Some background on the camp itself. Camp Oasis is for kids 7-17 with Crohns or Colitis. Its a FREE camp for all of these kids, so money is not a reason they cannot come. Its open to anyone with IBD an all of the Oasis counselors also have IBD. The camp is organize specifically to meet the needs of kids with IBD and who are often sick…a lot. There is a med center with a full time volunteer medical staff including nurses and Dr. Truding, a local rockstar pediactic G.I. The med staff was amazing, friendly warm, comforting and all around great with every kid I brought there. And let me tell you, I was there far more than I had anticipated. I had a lot of sick kids, and one in particular that was CONSTANTLY sick. Practically living in the med center,but she didn’t want to leave. You see, these kids can’t go to sleep away camp anywhere else with their diseases. Its too hard to take care of them, their special meds, special diets and all that jazz. Straight down to supplying them all kinds of medication multiple times a day, and not needing to take them to a pharmacy. Every kid/counselor is supplied with a pill box prior to camp in order to make sure all the meds get there and are distributed at the right times.
Med time before meals was somewhat of a zoo.

My pill box...with my name spelled it was spelled wrong on everything the entire week. ugh.

Boy/girl lines by last name, and about 150 kids in line waiting for their meds. Nuts….but also kind of amazing.
I had a cabin of 10, 10-11 year old girls. I was totally terrified of these children before I met them, as this age group can be

terrifying. But, after the first few hours they were awesome (mostly). There were a few that stood out more than others, but honestly, what a great group of kids. We didn’t have any bullying, no behavioral problems, 1 case of homesickness, and 1 accident but that was it. You are with this kids 24/7. All day, every day, and at times it was trying however most of the time, I liked being there. I miss hanging out with them. The weekend after camp it was so strange to not have them running up to me asking what our next activity was. Speaking of activities, we had some awesome ones. Zip line, Giant aqua slide, aqua jump, arts and crafts, horse back riding, a talent show and the list goes on. The camp is truly an amazing place and it was so nice to have real people in life to talk to and share stories with, without judgment.
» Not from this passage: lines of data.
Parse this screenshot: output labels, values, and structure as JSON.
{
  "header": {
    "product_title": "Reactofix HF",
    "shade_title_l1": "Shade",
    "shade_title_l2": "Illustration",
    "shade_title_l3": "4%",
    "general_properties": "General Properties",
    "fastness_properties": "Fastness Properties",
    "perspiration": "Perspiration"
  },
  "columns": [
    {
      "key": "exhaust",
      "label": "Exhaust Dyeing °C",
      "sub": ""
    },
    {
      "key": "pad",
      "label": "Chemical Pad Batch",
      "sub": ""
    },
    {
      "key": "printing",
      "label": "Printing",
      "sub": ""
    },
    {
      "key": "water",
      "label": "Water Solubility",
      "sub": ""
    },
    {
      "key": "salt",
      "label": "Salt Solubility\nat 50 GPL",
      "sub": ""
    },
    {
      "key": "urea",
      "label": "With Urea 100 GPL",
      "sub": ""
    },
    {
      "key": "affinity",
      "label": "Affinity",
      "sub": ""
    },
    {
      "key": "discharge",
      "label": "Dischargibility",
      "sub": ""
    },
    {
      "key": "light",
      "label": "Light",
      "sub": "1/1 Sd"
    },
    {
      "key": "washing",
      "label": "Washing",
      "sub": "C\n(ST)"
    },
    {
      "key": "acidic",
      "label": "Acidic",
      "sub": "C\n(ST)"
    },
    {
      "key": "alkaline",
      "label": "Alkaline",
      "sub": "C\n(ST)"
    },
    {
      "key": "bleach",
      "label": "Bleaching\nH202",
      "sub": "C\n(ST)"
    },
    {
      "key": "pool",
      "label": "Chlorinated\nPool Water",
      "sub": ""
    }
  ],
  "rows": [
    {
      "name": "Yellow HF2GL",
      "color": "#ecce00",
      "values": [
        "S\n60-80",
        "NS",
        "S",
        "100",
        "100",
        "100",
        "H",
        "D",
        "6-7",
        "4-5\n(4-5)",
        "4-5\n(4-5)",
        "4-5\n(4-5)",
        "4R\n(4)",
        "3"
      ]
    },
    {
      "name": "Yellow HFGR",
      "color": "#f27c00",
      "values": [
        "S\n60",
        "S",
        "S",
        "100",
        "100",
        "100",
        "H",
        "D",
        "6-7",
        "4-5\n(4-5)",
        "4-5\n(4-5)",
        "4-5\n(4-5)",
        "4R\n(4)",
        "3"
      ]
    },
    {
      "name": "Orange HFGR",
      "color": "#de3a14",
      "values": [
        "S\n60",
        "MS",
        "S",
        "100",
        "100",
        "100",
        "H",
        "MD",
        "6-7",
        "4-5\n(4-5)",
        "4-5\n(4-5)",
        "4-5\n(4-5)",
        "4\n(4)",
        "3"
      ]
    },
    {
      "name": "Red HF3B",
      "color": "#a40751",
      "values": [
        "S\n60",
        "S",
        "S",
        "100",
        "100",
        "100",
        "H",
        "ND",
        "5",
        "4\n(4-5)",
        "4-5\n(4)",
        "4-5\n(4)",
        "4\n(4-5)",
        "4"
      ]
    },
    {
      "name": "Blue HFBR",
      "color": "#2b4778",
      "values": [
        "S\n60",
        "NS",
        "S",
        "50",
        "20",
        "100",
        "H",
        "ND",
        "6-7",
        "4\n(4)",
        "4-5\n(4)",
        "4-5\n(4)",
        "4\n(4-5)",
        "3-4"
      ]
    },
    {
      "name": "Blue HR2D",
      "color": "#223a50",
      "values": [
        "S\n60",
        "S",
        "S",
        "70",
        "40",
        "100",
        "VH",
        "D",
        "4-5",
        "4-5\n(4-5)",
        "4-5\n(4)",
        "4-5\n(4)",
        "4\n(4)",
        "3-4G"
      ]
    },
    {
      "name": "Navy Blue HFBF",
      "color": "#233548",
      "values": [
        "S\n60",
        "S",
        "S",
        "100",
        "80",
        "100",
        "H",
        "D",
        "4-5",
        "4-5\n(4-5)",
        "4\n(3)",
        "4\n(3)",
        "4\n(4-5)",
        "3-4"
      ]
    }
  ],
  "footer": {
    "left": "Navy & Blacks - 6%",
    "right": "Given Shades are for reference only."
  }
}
People you could laugh with about our accidents and IBD follies as opposed to hiding them.
So the kids. These are some old souls trapped in tiny sick, bodies.  It was great to see most of them up and running and playing and being normal kids, but then when we’d talk to them, about our diseases and I heard them explain their meds or see their surgery scars, it reminded me how very similar their stories were to mine. Then it was devastating realizing they have all done this at their young ages. The school they have had to miss, how they have a hard time making/keeping friends. It made me sad for them, but most of these kids are so positive. Its just their life and its what they live with. The excitement in their voice when they heard someone else was on the same meds they were or shared a GI doctor was almost like if they walked into school with the same outfit on.
I’m not going to say that these kids changed my life or the way I think about my disease. I will say however, that this camp and these kids are definitely doing that for other people. I think this camp changes kids lives, and meeting other kids with IBD is so beneficial to them. I cannot imagine doing this as a child, so for them to find people they can relate and talk to and grow up with, is so awesome. I really hope to be there next year meeting new kids and catching up with old ones. I hope that I can create a positive impact for these kids, they can learn from me, like I did from them.
So heres my ploy. Donate money, do the Take Steps Walk, help keep this amazing place up and running.